Hello I’m experiencing an issue where implicit caching is not being applied when using gemini-2.5-pro via API. According to the documentation, implicit caching should activate when input exceeds 2,048 tokens, but I’m not seeing any caching even with prompt token counts exceeding 30k tokens.
To verify whether caching is working, I’ve run multiple tests using identical prompts, data, and structures, but prompt caching consistently fails to activate. I’m only seeing the following repeated results without any cache hits:
cache_tokens_details=None
cached_content_token_count=None
candidates_token_count=12841
candidates_tokens_details=None
prompt_token_count=30151
prompt_tokens_details=[
ModalityTokenCount(modality=<MediaModality.TEXT: 'TEXT'>, token_count=2545),
ModalityTokenCount(modality=<MediaModality.IMAGE: 'IMAGE'>, token_count=27606)
]
thoughts_token_count=9003
tool_use_prompt_token_count=None
tool_use_prompt_tokens_details=None
total_token_count=51995
traffic_type=None
I have several questions regarding this issue:
-
Is this a known ongoing issue? There have been previous reports in this forum about implicit caching problems with Gemini 2.5 Pro. Has this issue been resolved, or is it still an active problem?
-
Modality requirements clarification: My input tokens include a significant number of Base64-encoded image files.

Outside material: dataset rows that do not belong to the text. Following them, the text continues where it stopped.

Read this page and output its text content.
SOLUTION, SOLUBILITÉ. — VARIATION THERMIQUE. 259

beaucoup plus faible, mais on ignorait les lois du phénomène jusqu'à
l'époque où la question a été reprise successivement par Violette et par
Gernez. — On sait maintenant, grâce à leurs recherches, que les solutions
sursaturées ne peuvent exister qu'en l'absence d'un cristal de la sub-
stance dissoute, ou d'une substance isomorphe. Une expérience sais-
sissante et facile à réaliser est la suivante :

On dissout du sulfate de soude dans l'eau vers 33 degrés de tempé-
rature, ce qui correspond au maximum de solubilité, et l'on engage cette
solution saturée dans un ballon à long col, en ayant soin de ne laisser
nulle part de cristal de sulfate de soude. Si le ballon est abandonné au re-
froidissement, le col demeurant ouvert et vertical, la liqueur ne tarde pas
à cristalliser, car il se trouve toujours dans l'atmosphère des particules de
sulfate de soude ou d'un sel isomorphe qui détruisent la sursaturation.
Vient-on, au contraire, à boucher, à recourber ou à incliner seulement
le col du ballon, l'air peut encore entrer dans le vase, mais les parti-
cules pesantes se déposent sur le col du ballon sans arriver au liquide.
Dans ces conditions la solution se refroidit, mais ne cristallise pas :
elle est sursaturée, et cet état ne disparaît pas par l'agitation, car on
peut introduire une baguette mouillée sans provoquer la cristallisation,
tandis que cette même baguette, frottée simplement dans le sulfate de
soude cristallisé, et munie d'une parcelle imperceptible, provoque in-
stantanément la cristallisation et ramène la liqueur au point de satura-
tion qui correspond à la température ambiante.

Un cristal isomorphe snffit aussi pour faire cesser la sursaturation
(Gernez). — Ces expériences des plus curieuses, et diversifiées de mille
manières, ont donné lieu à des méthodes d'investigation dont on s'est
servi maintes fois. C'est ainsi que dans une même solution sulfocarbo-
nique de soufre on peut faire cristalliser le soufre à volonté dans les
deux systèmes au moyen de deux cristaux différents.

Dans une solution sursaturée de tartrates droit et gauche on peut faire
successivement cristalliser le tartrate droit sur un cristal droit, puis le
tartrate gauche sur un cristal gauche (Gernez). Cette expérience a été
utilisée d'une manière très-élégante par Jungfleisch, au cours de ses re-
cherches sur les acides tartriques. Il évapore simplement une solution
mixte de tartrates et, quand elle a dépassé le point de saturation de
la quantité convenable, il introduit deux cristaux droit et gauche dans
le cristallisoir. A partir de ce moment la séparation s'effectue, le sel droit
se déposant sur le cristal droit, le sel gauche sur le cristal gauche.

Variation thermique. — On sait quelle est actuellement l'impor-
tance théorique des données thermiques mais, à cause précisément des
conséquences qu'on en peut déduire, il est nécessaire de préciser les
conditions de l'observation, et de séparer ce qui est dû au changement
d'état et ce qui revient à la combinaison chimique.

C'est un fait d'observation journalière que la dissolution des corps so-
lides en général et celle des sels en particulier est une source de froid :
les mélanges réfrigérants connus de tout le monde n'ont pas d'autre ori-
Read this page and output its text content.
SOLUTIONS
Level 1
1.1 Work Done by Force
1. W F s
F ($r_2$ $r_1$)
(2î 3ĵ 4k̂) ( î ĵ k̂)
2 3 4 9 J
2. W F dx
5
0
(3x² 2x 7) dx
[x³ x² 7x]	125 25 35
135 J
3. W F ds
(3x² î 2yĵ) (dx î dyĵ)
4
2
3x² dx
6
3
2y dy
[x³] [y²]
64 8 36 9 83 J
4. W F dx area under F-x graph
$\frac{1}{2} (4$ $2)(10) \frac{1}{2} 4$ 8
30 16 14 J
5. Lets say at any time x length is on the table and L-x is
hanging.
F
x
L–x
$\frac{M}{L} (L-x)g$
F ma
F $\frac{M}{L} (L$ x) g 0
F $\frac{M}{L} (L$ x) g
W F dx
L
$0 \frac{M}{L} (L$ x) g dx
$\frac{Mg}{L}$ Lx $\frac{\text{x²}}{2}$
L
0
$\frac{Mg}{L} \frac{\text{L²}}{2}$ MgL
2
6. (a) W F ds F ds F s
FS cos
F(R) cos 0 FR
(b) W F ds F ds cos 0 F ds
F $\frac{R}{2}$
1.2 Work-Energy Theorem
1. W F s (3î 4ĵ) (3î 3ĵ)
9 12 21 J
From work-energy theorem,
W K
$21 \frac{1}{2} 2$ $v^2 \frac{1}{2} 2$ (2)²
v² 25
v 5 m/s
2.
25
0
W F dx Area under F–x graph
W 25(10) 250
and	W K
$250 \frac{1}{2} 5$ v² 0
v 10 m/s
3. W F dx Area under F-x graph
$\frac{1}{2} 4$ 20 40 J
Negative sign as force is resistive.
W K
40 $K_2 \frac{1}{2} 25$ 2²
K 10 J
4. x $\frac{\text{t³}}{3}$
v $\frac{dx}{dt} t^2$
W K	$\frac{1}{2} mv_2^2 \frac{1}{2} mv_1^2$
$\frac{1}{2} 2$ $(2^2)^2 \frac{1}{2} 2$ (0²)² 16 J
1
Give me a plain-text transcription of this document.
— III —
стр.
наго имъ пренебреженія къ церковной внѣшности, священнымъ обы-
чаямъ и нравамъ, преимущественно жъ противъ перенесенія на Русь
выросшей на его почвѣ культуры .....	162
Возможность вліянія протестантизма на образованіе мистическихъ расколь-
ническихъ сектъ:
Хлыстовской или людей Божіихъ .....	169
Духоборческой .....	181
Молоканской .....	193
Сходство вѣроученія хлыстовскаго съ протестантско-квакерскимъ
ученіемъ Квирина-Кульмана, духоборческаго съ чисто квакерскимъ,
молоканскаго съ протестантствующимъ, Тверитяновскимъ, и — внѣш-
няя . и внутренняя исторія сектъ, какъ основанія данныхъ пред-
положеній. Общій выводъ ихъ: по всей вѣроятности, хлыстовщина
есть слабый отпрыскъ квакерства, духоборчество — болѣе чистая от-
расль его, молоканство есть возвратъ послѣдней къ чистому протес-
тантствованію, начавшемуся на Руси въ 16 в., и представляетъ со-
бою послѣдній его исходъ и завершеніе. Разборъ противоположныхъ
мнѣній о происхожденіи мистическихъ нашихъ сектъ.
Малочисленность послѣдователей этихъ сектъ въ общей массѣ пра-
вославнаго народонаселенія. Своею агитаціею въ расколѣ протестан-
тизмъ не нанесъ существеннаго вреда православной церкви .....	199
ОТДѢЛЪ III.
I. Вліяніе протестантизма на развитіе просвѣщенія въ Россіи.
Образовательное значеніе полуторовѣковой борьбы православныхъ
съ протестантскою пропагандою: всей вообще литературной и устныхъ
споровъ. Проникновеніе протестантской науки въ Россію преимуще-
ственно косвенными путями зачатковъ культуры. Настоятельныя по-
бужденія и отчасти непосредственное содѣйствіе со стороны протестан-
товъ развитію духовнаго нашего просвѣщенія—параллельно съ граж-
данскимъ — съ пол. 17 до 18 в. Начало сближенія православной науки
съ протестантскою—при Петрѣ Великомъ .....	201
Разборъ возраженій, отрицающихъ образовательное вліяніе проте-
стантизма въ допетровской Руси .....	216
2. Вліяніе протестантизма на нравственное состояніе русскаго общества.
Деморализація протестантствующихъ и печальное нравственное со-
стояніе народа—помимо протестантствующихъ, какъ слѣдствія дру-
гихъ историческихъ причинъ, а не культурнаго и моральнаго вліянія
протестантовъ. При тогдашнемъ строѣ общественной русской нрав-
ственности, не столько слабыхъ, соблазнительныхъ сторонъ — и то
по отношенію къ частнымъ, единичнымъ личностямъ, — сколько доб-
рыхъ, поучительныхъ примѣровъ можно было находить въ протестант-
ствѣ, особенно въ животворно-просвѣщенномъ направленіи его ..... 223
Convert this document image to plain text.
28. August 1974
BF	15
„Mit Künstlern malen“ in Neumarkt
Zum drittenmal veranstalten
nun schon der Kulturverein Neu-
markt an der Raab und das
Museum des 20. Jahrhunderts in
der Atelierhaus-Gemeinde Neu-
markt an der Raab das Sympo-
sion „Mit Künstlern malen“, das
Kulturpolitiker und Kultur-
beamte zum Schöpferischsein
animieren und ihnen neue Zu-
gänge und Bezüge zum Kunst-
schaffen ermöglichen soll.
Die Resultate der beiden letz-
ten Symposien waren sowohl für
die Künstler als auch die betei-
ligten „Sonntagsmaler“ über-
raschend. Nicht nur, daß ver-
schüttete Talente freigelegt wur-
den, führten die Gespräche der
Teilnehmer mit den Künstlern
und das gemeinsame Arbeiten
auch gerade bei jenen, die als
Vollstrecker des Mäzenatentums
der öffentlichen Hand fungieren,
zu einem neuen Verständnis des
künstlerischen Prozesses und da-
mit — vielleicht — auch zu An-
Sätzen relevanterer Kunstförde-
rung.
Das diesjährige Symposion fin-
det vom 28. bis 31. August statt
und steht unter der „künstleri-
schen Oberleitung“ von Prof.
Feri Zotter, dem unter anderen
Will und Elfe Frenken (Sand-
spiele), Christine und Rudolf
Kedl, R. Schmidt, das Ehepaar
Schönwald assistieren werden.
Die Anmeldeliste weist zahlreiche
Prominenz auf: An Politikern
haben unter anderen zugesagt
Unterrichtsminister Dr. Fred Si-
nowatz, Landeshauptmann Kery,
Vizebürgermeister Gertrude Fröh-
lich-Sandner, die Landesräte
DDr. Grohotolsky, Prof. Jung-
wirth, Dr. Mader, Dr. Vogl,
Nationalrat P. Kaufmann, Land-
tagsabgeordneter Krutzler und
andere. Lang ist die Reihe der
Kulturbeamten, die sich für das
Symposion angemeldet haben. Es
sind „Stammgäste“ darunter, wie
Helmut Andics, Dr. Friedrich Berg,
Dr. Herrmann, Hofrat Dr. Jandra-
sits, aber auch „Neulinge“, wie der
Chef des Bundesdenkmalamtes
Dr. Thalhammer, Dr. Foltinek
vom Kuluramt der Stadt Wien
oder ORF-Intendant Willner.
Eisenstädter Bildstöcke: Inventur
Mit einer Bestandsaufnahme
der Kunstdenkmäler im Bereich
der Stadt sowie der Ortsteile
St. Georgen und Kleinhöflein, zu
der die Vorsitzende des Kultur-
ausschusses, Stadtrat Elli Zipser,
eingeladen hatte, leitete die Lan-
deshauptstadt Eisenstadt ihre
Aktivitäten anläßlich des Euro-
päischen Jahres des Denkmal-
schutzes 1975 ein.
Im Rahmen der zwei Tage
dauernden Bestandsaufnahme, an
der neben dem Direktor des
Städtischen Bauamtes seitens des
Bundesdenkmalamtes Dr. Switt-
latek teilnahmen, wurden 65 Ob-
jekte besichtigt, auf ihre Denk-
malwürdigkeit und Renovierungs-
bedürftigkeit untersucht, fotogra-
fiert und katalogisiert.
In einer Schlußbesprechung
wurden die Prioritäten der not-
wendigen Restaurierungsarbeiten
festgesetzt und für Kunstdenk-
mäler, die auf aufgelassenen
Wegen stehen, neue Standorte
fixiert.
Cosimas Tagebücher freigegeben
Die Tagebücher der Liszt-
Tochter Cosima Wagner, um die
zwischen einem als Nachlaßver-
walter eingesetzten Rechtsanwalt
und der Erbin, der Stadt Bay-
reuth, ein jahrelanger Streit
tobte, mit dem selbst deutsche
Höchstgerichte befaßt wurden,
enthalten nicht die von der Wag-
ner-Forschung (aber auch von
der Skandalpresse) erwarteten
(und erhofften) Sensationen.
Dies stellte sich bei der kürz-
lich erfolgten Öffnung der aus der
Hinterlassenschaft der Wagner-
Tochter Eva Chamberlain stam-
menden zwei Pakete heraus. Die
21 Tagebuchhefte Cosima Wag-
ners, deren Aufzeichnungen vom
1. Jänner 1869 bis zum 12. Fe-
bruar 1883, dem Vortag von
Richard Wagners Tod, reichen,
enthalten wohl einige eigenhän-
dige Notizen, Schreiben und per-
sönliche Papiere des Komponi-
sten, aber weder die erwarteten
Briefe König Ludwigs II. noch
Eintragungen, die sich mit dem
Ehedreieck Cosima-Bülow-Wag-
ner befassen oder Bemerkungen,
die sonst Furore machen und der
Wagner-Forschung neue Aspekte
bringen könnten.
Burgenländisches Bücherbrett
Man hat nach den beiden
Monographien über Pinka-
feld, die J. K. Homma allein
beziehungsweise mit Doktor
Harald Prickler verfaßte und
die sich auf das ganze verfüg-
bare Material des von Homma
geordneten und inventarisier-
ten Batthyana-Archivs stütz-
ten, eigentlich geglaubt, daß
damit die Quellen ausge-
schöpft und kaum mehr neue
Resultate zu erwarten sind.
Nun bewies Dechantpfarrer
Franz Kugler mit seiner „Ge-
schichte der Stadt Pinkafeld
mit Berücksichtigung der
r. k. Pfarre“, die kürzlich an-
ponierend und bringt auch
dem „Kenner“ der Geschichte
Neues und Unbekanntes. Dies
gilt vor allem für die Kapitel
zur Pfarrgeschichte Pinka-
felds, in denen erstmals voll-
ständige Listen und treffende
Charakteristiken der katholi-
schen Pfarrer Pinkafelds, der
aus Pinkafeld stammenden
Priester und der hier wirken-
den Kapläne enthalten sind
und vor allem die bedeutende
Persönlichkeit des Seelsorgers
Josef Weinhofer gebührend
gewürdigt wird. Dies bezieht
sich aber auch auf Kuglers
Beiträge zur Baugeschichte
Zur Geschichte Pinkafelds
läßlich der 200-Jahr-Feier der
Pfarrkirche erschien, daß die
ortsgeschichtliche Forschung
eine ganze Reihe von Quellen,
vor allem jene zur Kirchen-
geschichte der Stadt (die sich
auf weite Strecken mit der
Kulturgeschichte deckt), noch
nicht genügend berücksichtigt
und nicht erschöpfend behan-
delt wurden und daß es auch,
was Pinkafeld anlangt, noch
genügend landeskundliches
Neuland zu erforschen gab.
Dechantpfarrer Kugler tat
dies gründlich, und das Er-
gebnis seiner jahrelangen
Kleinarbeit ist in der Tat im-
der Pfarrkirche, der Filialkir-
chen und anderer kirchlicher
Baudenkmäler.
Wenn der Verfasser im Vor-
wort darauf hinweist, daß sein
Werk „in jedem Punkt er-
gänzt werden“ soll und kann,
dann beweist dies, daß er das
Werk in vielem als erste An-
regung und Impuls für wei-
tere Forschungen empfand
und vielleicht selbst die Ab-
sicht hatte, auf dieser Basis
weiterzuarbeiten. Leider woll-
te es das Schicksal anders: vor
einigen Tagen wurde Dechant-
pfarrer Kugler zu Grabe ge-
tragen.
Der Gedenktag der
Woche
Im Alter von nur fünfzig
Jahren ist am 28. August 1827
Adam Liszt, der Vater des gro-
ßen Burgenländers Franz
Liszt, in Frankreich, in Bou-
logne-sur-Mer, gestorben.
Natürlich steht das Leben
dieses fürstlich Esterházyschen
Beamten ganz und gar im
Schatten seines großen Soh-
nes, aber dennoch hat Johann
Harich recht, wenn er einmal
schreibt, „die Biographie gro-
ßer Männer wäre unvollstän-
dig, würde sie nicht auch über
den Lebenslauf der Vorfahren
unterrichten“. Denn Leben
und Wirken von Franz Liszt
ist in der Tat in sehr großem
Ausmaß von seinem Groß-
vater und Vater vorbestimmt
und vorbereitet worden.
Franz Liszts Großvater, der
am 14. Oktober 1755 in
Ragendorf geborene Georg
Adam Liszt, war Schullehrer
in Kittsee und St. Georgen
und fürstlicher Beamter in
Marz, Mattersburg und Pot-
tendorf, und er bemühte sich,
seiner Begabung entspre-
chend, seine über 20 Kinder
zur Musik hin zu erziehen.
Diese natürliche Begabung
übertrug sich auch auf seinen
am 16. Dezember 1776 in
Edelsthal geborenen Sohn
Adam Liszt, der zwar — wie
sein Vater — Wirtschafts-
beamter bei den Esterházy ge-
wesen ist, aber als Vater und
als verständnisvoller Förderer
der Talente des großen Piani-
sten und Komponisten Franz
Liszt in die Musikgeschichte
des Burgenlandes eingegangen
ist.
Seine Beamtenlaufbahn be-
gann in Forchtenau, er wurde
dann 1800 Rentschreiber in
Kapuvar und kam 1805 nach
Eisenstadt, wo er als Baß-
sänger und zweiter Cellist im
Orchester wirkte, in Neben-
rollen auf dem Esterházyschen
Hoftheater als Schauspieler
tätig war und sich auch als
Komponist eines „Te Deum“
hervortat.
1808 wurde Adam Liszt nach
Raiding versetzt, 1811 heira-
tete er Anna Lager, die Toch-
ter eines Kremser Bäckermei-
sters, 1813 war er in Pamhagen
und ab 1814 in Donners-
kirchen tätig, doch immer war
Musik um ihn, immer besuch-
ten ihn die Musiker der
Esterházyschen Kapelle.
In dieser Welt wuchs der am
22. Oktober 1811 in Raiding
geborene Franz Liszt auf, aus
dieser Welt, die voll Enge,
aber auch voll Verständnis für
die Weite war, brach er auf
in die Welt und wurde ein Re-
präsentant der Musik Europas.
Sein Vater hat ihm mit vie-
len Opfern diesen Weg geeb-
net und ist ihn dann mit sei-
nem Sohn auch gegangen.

When the documentation states that caching activates above 2,048 tokens, does this refer specifically to TEXT modality tokens, or does it include all token types? In my case, I have 2,545 text tokens and 27,606 image tokens.
-
Model-specific behavior: For reference, I’ve confirmed that gemini-2.5-flash does work with caching under the same settings and configuration.
This issue is causing significant cost implications for our production environment, as we’re not benefiting from the expected caching behavior with large prompts. Any clarification on whether this is a known issue or guidance on proper implementation would be greatly appreciated.